Pois a mesma indignação quanto a uma espécie de “ditadura do gosto” foi o eixo da palestra do jornalista americano Tom Wolfe, em Porto Alegre, na última segunda-feira. Nelson não gostava de Volpi, Voltaire mandaria derreter Tenius. Já Tom Wolfe mira mais alto: acusa a fraude evidente por trás do sucesso de Picasso (que “abandonou a escola de artes antes de aprender anatomia e perspectiva”) e Matisse (que “desenhava mãos que pareciam aspargos”).
Volpi, Tenius, Matisse, Picasso e mesmo o criador da Casa-Monstro sobreviverão sem que eu precise defender o direito da arte de nos desagradar (lembrando Voltaire I, o francês, poderia dizer que com relação à arte também deveria valer o velho princípio iluminista: “Discordo do que dizes, mas defenderei até a morte teu direito de dizeres”).
O que me interessa nessa bronca generalizada com a arte moderna é esse curioso argumento de que o “gosto médio” (Homer Simpson assistindo à Zorra Total é a imagem que me vem a cabeça) está sendo desrespeitado ou sufocado por uma elite que tiraniza o povo com obras “feias” (no caso das artes) ou “chatas” (no caso do cinema, do teatro, da literatura ou mesmo da televisão).

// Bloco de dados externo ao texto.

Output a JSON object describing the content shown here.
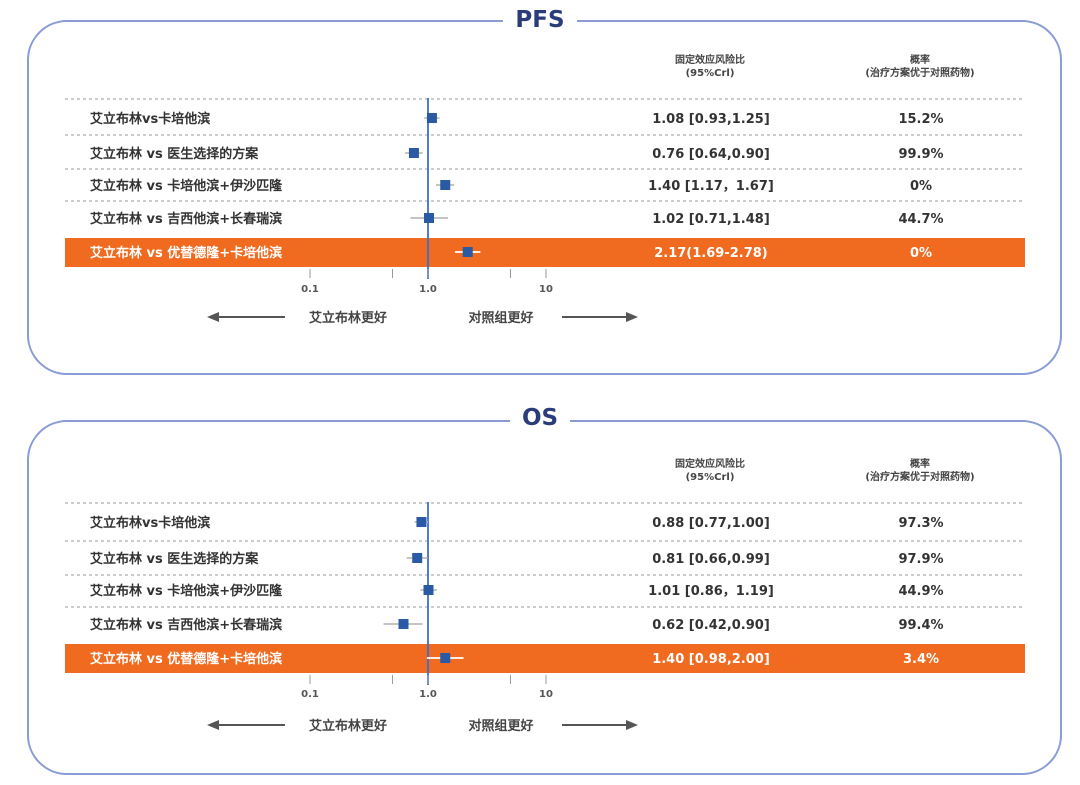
{
  "header": {
    "col_hr_line1": "固定效应风险比",
    "col_hr_line2": "(95%Crl)",
    "col_prob_line1": "概率",
    "col_prob_line2": "(治疗方案优于对照药物)"
  },
  "axis": {
    "ticks": [
      "0.1",
      "1.0",
      "10"
    ],
    "left_label": "艾立布林更好",
    "right_label": "对照组更好"
  },
  "colors": {
    "highlight": "#f06a1f",
    "marker": "#2a5aa4",
    "refline": "#3d6fcf",
    "border": "#8a9bd6",
    "title": "#2a3d7a"
  },
  "chart_data": [
    {
      "type": "forest",
      "title": "PFS",
      "scale": "log",
      "xlim": [
        0.1,
        10
      ],
      "reference": 1.0,
      "rows": [
        {
          "label": "艾立布林vs卡培他滨",
          "hr": 1.08,
          "lo": 0.93,
          "hi": 1.25,
          "ci_text": "1.08 [0.93,1.25]",
          "prob": "15.2%",
          "highlight": false
        },
        {
          "label": "艾立布林 vs 医生选择的方案",
          "hr": 0.76,
          "lo": 0.64,
          "hi": 0.9,
          "ci_text": "0.76 [0.64,0.90]",
          "prob": "99.9%",
          "highlight": false
        },
        {
          "label": "艾立布林 vs 卡培他滨+伊沙匹隆",
          "hr": 1.4,
          "lo": 1.17,
          "hi": 1.67,
          "ci_text": "1.40 [1.17，1.67]",
          "prob": "0%",
          "highlight": false
        },
        {
          "label": "艾立布林 vs 吉西他滨+长春瑞滨",
          "hr": 1.02,
          "lo": 0.71,
          "hi": 1.48,
          "ci_text": "1.02 [0.71,1.48]",
          "prob": "44.7%",
          "highlight": false
        },
        {
          "label": "艾立布林 vs 优替德隆+卡培他滨",
          "hr": 2.17,
          "lo": 1.69,
          "hi": 2.78,
          "ci_text": "2.17(1.69-2.78)",
          "prob": "0%",
          "highlight": true
        }
      ]
    },
    {
      "type": "forest",
      "title": "OS",
      "scale": "log",
      "xlim": [
        0.1,
        10
      ],
      "reference": 1.0,
      "rows": [
        {
          "label": "艾立布林vs卡培他滨",
          "hr": 0.88,
          "lo": 0.77,
          "hi": 1.0,
          "ci_text": "0.88 [0.77,1.00]",
          "prob": "97.3%",
          "highlight": false
        },
        {
          "label": "艾立布林 vs 医生选择的方案",
          "hr": 0.81,
          "lo": 0.66,
          "hi": 0.99,
          "ci_text": "0.81 [0.66,0.99]",
          "prob": "97.9%",
          "highlight": false
        },
        {
          "label": "艾立布林 vs 卡培他滨+伊沙匹隆",
          "hr": 1.01,
          "lo": 0.86,
          "hi": 1.19,
          "ci_text": "1.01 [0.86，1.19]",
          "prob": "44.9%",
          "highlight": false
        },
        {
          "label": "艾立布林 vs 吉西他滨+长春瑞滨",
          "hr": 0.62,
          "lo": 0.42,
          "hi": 0.9,
          "ci_text": "0.62 [0.42,0.90]",
          "prob": "99.4%",
          "highlight": false
        },
        {
          "label": "艾立布林 vs 优替德隆+卡培他滨",
          "hr": 1.4,
          "lo": 0.98,
          "hi": 2.0,
          "ci_text": "1.40 [0.98,2.00]",
          "prob": "3.4%",
          "highlight": true
        }
      ]
    }
  ]
}
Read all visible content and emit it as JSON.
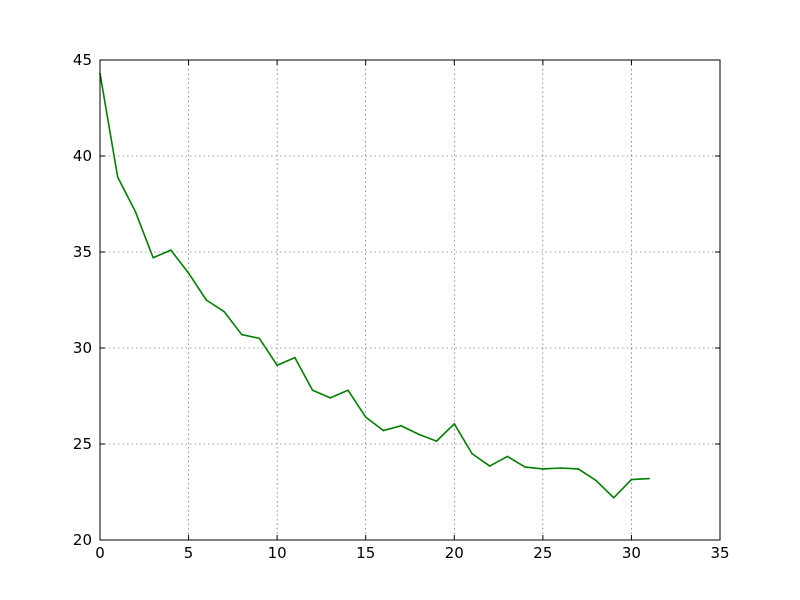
{
  "chart_data": {
    "type": "line",
    "title": "",
    "xlabel": "",
    "ylabel": "",
    "xlim": [
      0,
      35
    ],
    "ylim": [
      20,
      45
    ],
    "xticks": [
      0,
      5,
      10,
      15,
      20,
      25,
      30,
      35
    ],
    "yticks": [
      20,
      25,
      30,
      35,
      40,
      45
    ],
    "grid": true,
    "legend": "none",
    "series": [
      {
        "color": "#007f00",
        "x": [
          0,
          1,
          2,
          3,
          4,
          5,
          6,
          7,
          8,
          9,
          10,
          11,
          12,
          13,
          14,
          15,
          16,
          17,
          18,
          19,
          20,
          21,
          22,
          23,
          24,
          25,
          26,
          27,
          28,
          29,
          30,
          31
        ],
        "y": [
          44.3,
          38.9,
          37.1,
          34.7,
          35.1,
          33.9,
          32.5,
          31.9,
          30.7,
          30.5,
          29.1,
          29.5,
          27.8,
          27.4,
          27.8,
          26.4,
          25.7,
          25.95,
          25.5,
          25.15,
          26.05,
          24.5,
          23.85,
          24.35,
          23.8,
          23.7,
          23.75,
          23.7,
          23.1,
          22.2,
          23.15,
          23.2
        ]
      }
    ]
  }
}
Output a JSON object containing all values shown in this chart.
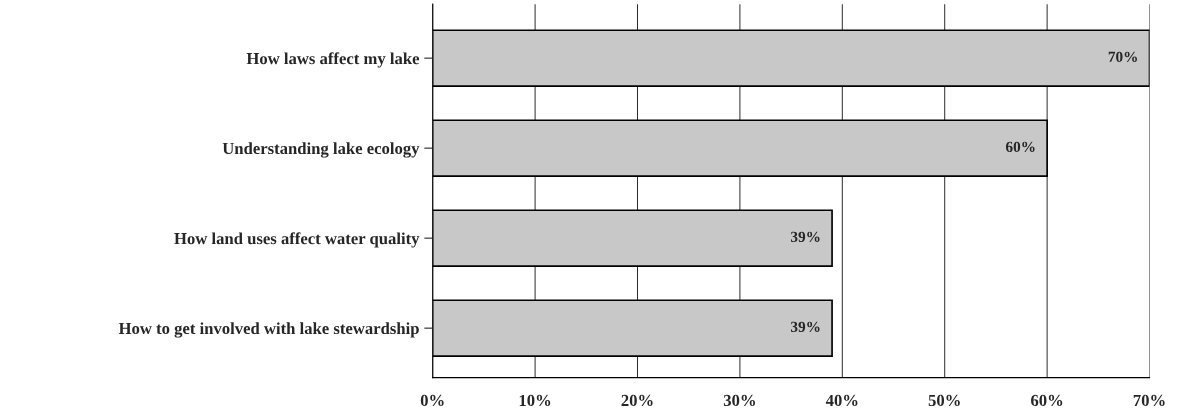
{
  "chart_data": {
    "type": "bar",
    "orientation": "horizontal",
    "categories": [
      "How laws affect my lake",
      "Understanding lake ecology",
      "How land uses affect water quality",
      "How to get involved with lake stewardship"
    ],
    "values": [
      70,
      60,
      39,
      39
    ],
    "color": "#c8c8c8",
    "value_labels": [
      "70%",
      "60%",
      "39%",
      "39%"
    ],
    "xlim": [
      0,
      70
    ],
    "xticks": [
      {
        "value": 0,
        "label": "0%"
      },
      {
        "value": 10,
        "label": "10%"
      },
      {
        "value": 20,
        "label": "20%"
      },
      {
        "value": 30,
        "label": "30%"
      },
      {
        "value": 40,
        "label": "40%"
      },
      {
        "value": 50,
        "label": "50%"
      },
      {
        "value": 60,
        "label": "60%"
      },
      {
        "value": 70,
        "label": "70%"
      }
    ],
    "grid": "x"
  }
}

Não sei em que mundo essa gente vive (ou já não vive) – ou melhor, sei. Era um mundo em que realmente valia alguma coisa ser intelectual, estar acima da patuleia, dominar um conhecimento erudito. Nelson cita Sartre como o exemplo mais bem-acabado desse intelectual que dá opinião sobre tudo e é respeitado até quando diz bobagens.
Quase 30 anos depois da morte do filósofo francês, desconfio que não existam muitos nomes desfrutando desse mesmo prestígio intelectual multiuso. Quem se interessa pela opinião dos intelectuais sobre a crise, o apagão, o vestido da Geisy? Pouca gente, eu arriscaria.
Mais aguda do que a ditadura da “aristocracia intelectual”, me parece, é a ditadura da mediocridade, da desqualificação da cultura letrada, da eliminação das diferenças culturais, da estupidificação de estudantes com pouca ou nenhuma exigência na escola, da incapacidade de pensar além do senso comum (como se o que “a maioria” gosta fosse o ápice da civilização ocidental) – ou seja, da dificuldade de sequer vislumbrar, no cotidiano, uma elite intelectual disposta a oprimir nosso gostinho médio.
Tom Wolfe, como suas roupas denunciam, não está confortável em sua própria época – mas pelos motivos errados. Condena a liberdade sexual e as descobertas da genética (sim, a genética) e tem nostalgia do patriotismo descabelado e da moral de origem religiosa (sim, ele disse isso), além de confessar publicamente a esperança de que uma nova era vitoriana (ironia?) dê jeito nisso tudo mais cedo ou mais tarde.
Parafraseando Nelson, uma genuína flor de reacionarismo – como poucas vezes Porto Alegre viu igual.